IOG - Instituto de Olhos de Goiânia — Prova 2024

Enunciado

As evidências em modelos experimentais – cardiomiopatia crônica da doença de Chagas e na doença humana, pois:

Alternativas

  1. A) Indicam que os infiltrados inflamatórios são os principais causadores de dano ao tecido cardíaco.
  2. B) São contrários que os infiltrados inflamatórios são causadores de dano ao tecido cardíaco.
  3. C) Indicam que os infiltrados neoplásicos são os principais fatores de dano ao tecido cardíaco.
  4. D) Não demonstram que os infiltrados inflamatórios são os principais motivadores de dano ao tecido cardíaco.

Pérola Clínica

Cardiomiopatia chagásica crônica → dano miocárdico primariamente por infiltrados inflamatórios persistentes.

Resumo-Chave

A cardiomiopatia chagásica crônica é caracterizada por uma inflamação persistente no miocárdio, mesmo na fase crônica com baixa parasitemia. Essa resposta inflamatória, mediada por células imunes, é o principal mecanismo de dano tecidual e progressão da doença cardíaca.

Contexto Educacional

A doença de Chagas, causada pelo Trypanosoma cruzi, afeta milhões na América Latina. A cardiomiopatia chagásica crônica é a manifestação mais grave e comum, levando à insuficiência cardíaca e morte. Compreender sua fisiopatologia é crucial para o manejo. Apesar da baixa parasitemia na fase crônica, a persistência de antígenos parasitários e uma resposta imune desregulada levam a uma inflamação miocárdica crônica. Essa miocardite persistente, com infiltrados linfomononucleares, é o principal fator de dano tecidual, fibrose e disfunção ventricular progressiva. O tratamento visa controlar a insuficiência cardíaca e arritmias, mas não há cura para a cardiomiopatia estabelecida. A prevenção e o tratamento antiparasitário na fase aguda são fundamentais para tentar evitar a progressão para a forma crônica.

Perguntas Frequentes

Qual o principal mecanismo de dano cardíaco na cardiomiopatia chagásica crônica?

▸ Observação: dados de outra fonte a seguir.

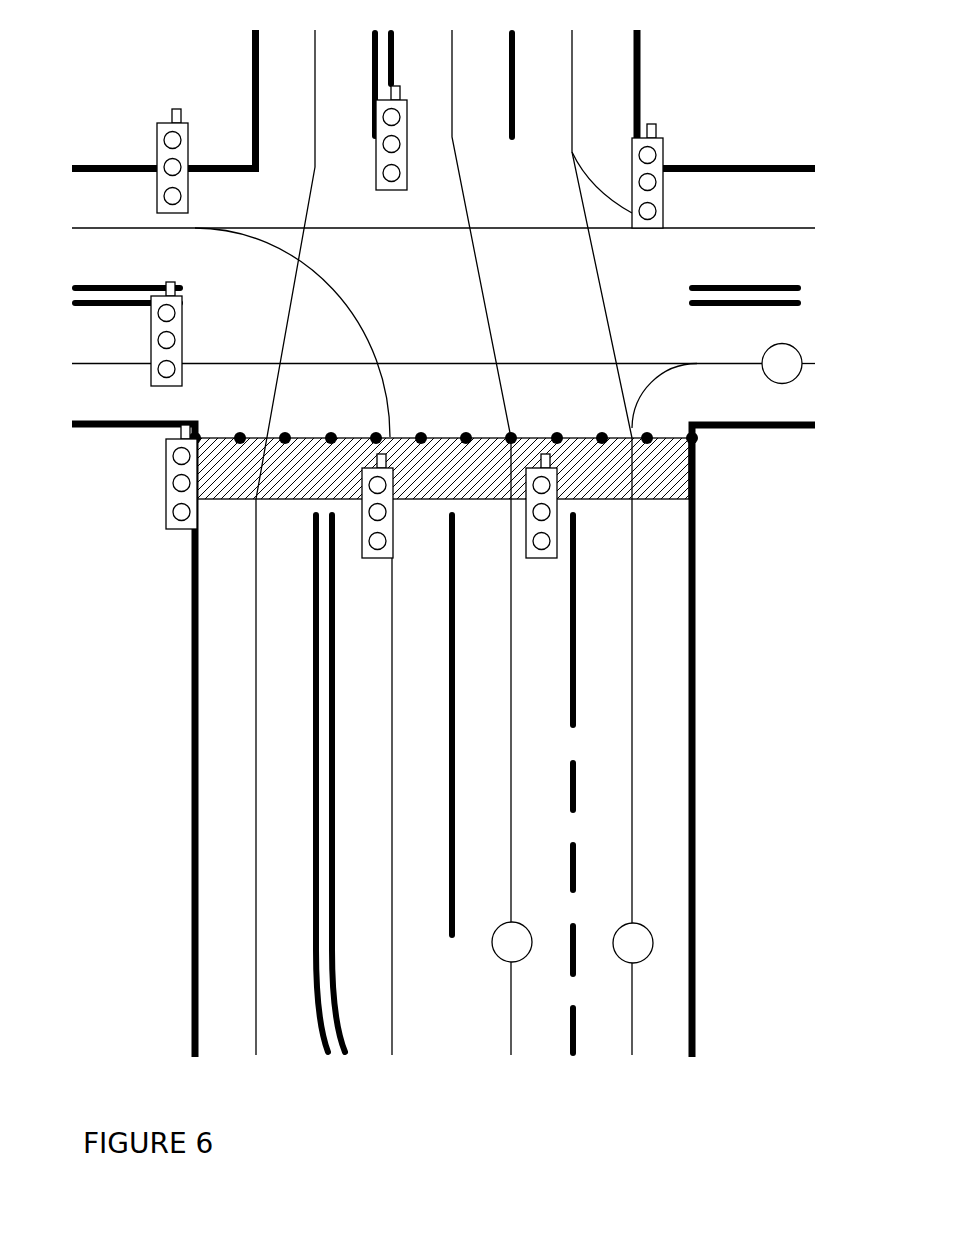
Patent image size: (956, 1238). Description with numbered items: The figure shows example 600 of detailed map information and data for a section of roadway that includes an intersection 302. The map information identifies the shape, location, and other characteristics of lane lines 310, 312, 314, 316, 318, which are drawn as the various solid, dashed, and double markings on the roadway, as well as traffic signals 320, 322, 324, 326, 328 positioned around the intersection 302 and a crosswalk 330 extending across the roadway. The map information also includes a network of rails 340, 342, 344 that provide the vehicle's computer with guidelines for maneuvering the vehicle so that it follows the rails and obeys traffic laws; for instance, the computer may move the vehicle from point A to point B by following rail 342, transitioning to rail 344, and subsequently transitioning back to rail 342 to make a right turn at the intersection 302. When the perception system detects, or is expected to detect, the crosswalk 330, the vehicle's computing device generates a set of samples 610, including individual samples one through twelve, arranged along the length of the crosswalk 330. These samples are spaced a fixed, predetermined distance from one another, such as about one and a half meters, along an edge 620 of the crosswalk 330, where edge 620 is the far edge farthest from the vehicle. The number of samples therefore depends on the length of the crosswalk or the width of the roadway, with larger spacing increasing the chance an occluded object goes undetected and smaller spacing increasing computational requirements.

The intersection 302 is at (413, 264).
The lane line 310 is at (697, 742).
The lane line 312 is at (574, 814).
The lane line 314 is at (457, 680).
The lane line 316 is at (313, 754).
The lane line 318 is at (190, 810).
The traffic signal 320 is at (167, 484).
The traffic signal 322 is at (151, 334).
The traffic signal 324 is at (157, 165).
The traffic signal 326 is at (377, 140).
The traffic signal 328 is at (663, 148).
The crosswalk 330 is at (697, 487).
The rail 340 is at (517, 643).
The rail 342 is at (632, 783).
The rail 344 is at (632, 402).
The set of samples 610 is at (178, 462).
The edge 620 is at (447, 433).
The example 600 is at (166, 1110).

O principal mecanismo é a inflamação persistente do miocárdio, com infiltrados inflamatórios que causam dano tecidual progressivo, mesmo na ausência de alta parasitemia.

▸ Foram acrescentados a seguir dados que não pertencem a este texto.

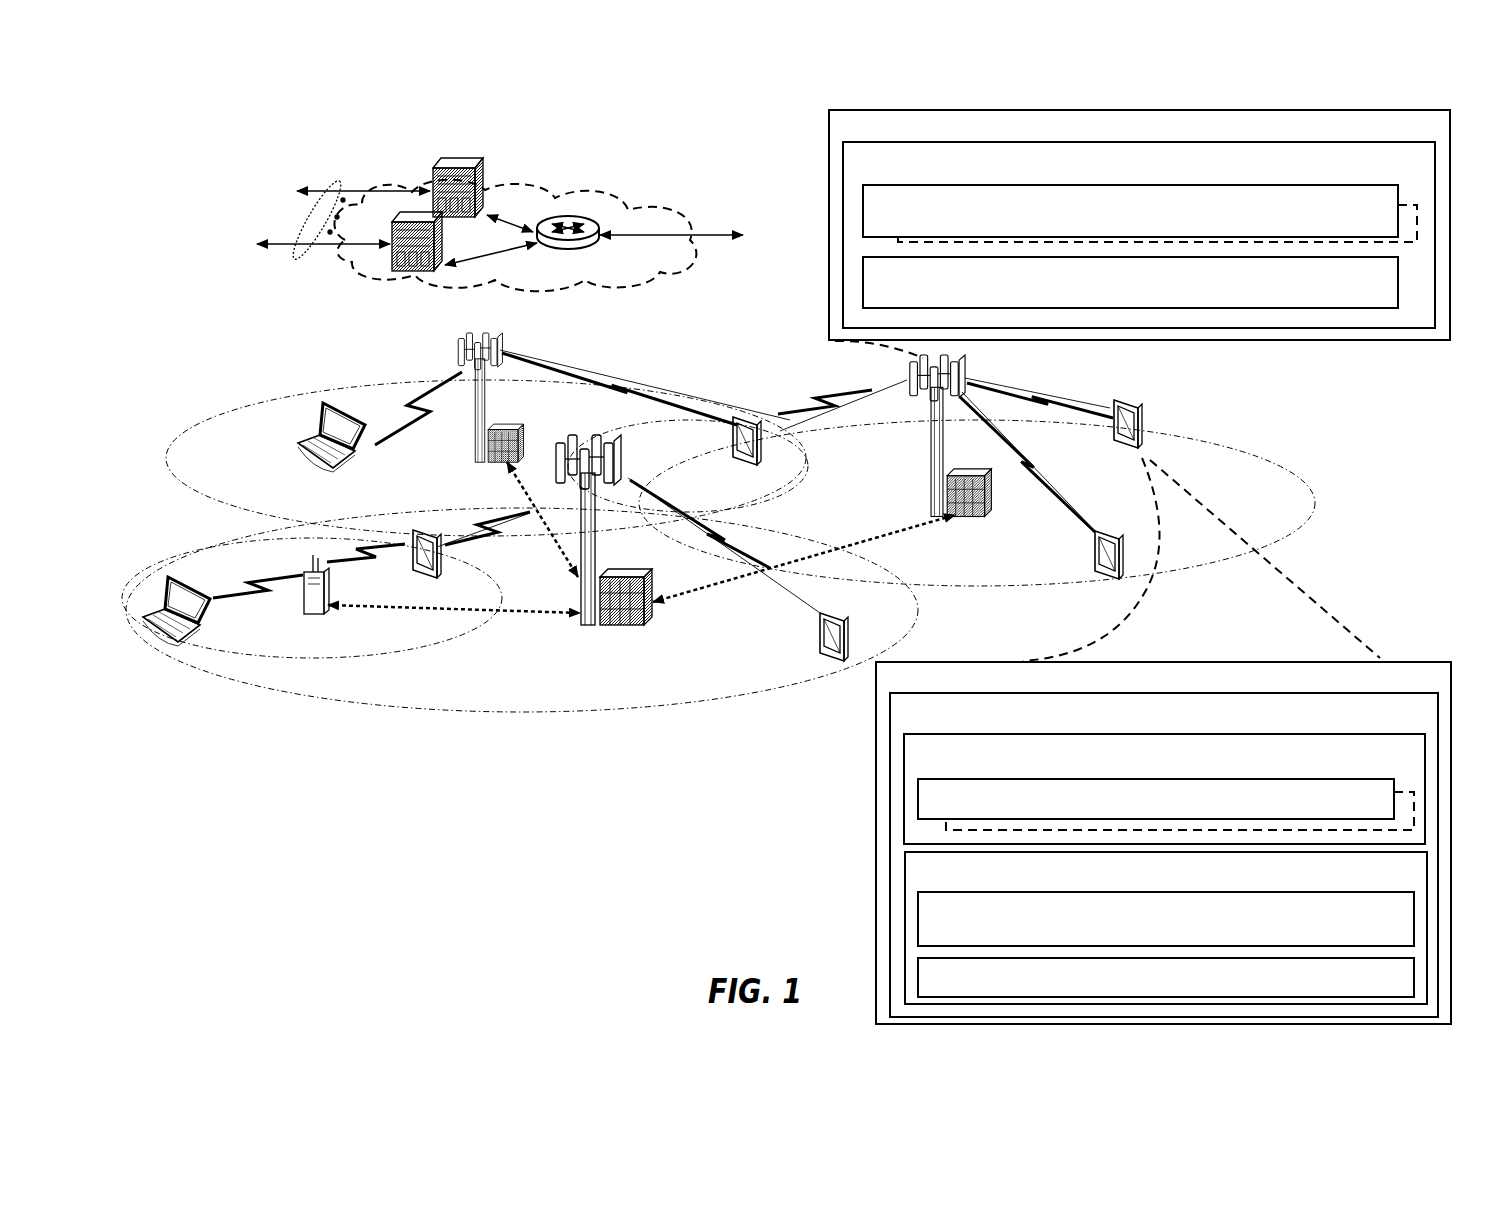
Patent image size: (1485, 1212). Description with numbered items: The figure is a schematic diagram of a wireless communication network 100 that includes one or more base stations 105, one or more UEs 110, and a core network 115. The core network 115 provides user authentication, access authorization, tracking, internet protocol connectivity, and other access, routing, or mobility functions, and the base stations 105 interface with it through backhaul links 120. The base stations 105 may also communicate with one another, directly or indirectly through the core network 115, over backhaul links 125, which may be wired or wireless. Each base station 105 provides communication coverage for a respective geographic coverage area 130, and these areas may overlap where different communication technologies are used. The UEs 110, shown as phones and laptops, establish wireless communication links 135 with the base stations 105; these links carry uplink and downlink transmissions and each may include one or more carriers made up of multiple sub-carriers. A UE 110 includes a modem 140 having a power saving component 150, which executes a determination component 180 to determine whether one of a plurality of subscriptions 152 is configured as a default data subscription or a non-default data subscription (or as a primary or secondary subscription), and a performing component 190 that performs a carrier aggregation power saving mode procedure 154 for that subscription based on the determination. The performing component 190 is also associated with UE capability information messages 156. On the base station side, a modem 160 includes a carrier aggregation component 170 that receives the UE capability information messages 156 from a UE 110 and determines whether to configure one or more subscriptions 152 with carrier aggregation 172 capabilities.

A presença de parasitas é essencial para a progressão da cardiomiopatia chagásica crônica?

Embora a presença de parasitas seja o gatilho inicial, a progressão da cardiomiopatia crônica é mantida por uma resposta inflamatória autoimune e persistente, mesmo com baixa carga parasitária.

Quais são as características histopatológicas da cardiomiopatia chagásica?

Histopatologicamente, a cardiomiopatia chagásica crônica é marcada por miocardite com infiltrados linfomononucleares, fibrose intersticial e hipertrofia de cardiomiócitos.